The connection between religion, racism, and totalitarianism is also to be found in the other most hateful dictatorship of the twentieth century: the vile system of apartheid in South Africa. This was not just the ideology of a Dutch-speaking tribe bent on extorting forced labor from peoples of a different shade of pigmentation, it was also a form of Calvinism in practice. The Dutch Reformed Church preached as a dogma that black and white were biblically forbidden to mix, let alone to coexist in terms of equality. Racism is totalitarian by definition: it marks the victim in perpetuity and denies him, or her, the right to even a rag of dignity or privacy, even the elemental right to make love or marry or produce children with a loved one of the "wrong" tribe, without having love nullified by law . . . And this was the life of millions living in the "Christian West" in our own time. The ruling National Party, which was also heavily infected with anti- Semitism and had taken the Nazi side in the Second World War, relied on the ravings of the pulpit to justify its own blood myth of a Boer "Exodus" that awarded it exclusive rights in a "promised land." As a result, an Afrikaner permutation of Zionism created a backward and despotic state, in which the rights of all other peoples were abolished and in which eventually the survival of Afrikaners themselves was threatened by corruption, chaos, and brutality. At that point the bovine elders of the church had a revelation which allowed the gradual abandonment of apartheid. But this can never permit forgiveness for the evil that religion did while it felt strong enough to do so. It is to the credit of many secular Christians and Jews, and many atheist and agnostic militants of the African National Congress, that South African society was saved from complete barbarism and implosion.

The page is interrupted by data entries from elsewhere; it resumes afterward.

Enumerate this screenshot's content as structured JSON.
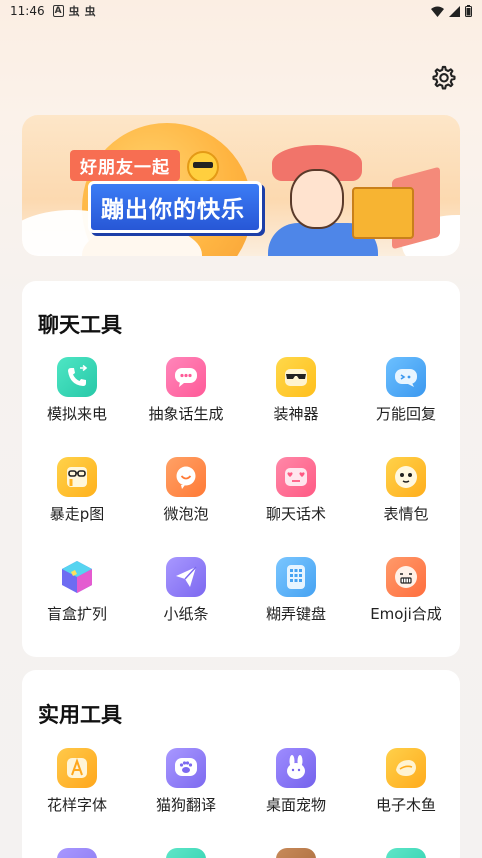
{
  "status_bar": {
    "time": "11:46",
    "left_icons": [
      "A",
      "虫",
      "虫"
    ],
    "right_icons": [
      "wifi-icon",
      "signal-icon",
      "battery-icon"
    ]
  },
  "settings": {
    "icon": "gear-icon"
  },
  "banner": {
    "pill_text": "好朋友一起",
    "main_text": "蹦出你的快乐"
  },
  "sections": [
    {
      "title": "聊天工具",
      "items": [
        {
          "label": "模拟来电",
          "icon": "phone-icon",
          "color": "#3ad6b6"
        },
        {
          "label": "抽象话生成",
          "icon": "chat-bubble-icon",
          "color": "#ff6aa6"
        },
        {
          "label": "装神器",
          "icon": "sunglasses-icon",
          "color": "#ffc928"
        },
        {
          "label": "万能回复",
          "icon": "reply-bubble-icon",
          "color": "#4aa8f5"
        },
        {
          "label": "暴走p图",
          "icon": "glasses-p-icon",
          "color": "#ffc23a"
        },
        {
          "label": "微泡泡",
          "icon": "smile-bubble-icon",
          "color": "#ff8b4a"
        },
        {
          "label": "聊天话术",
          "icon": "heart-eyes-icon",
          "color": "#ff6a8d"
        },
        {
          "label": "表情包",
          "icon": "face-icon",
          "color": "#ffbe2e"
        },
        {
          "label": "盲盒扩列",
          "icon": "cube-icon",
          "color": "#6b7cf0"
        },
        {
          "label": "小纸条",
          "icon": "paper-plane-icon",
          "color": "#8c7cf6"
        },
        {
          "label": "糊弄键盘",
          "icon": "keyboard-icon",
          "color": "#58b4f6"
        },
        {
          "label": "Emoji合成",
          "icon": "emoji-face-icon",
          "color": "#ff7a50"
        }
      ]
    },
    {
      "title": "实用工具",
      "items": [
        {
          "label": "花样字体",
          "icon": "font-a-icon",
          "color": "#ffb32a"
        },
        {
          "label": "猫狗翻译",
          "icon": "paw-icon",
          "color": "#8f7cf4"
        },
        {
          "label": "桌面宠物",
          "icon": "bunny-icon",
          "color": "#8a78f0"
        },
        {
          "label": "电子木鱼",
          "icon": "wooden-fish-icon",
          "color": "#ffbd2b"
        }
      ]
    }
  ]
}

The last century saw many other improvisations on the old idea of a dictatorship that could take care of more than merely secular or everyday problems. These ranged from the mildly offensive and insulting—the Greek Orthodox Church baptized the usurping military junta of 1967, with its eyeshades and steel helmets, as "a Greece for Christian Greeks"—to the all-enslaving "Angka" of the Khmer Rouge in Cambodia, which sought its authority in prehistoric temples and legends. (Their sometime friend and sometime rival, the aforementioned King Sihanouk, who took a playboy's refuge under the protection of the Chinese Stalinists, was also adept at being a god-king when it suited him.) In between lies the shah of Iran, who claimed to be "the shadow of god" as well as "the light of the Aryans," and who repressed the secular opposition and took extreme care to be represented as the guardian of the Shiite shrines. His megalomania was succeeded by one of its close cousins, the Khomeinist heresy of the velayet-i- faqui, or total societal control by mullahs (who also display their deceased leader as their founder, and assert that his holy words can never be rescinded). At the very extreme edge can be found the primeval puritanism of the Taliban, which devoted itself to discovering new things to forbid (everything from music to recycled paper, which might contain a tiny fleck of pulp from a discarded Koran) and new methods of punishment (the burial alive of homosexuals). The alternative to these grotesque phenomena is not the chimera of secular dictatorship, but the defense of secular pluralism and of the right not to believe or be compelled to believe. This defense has now become an urgent and inescapable responsibility: a matter of survival.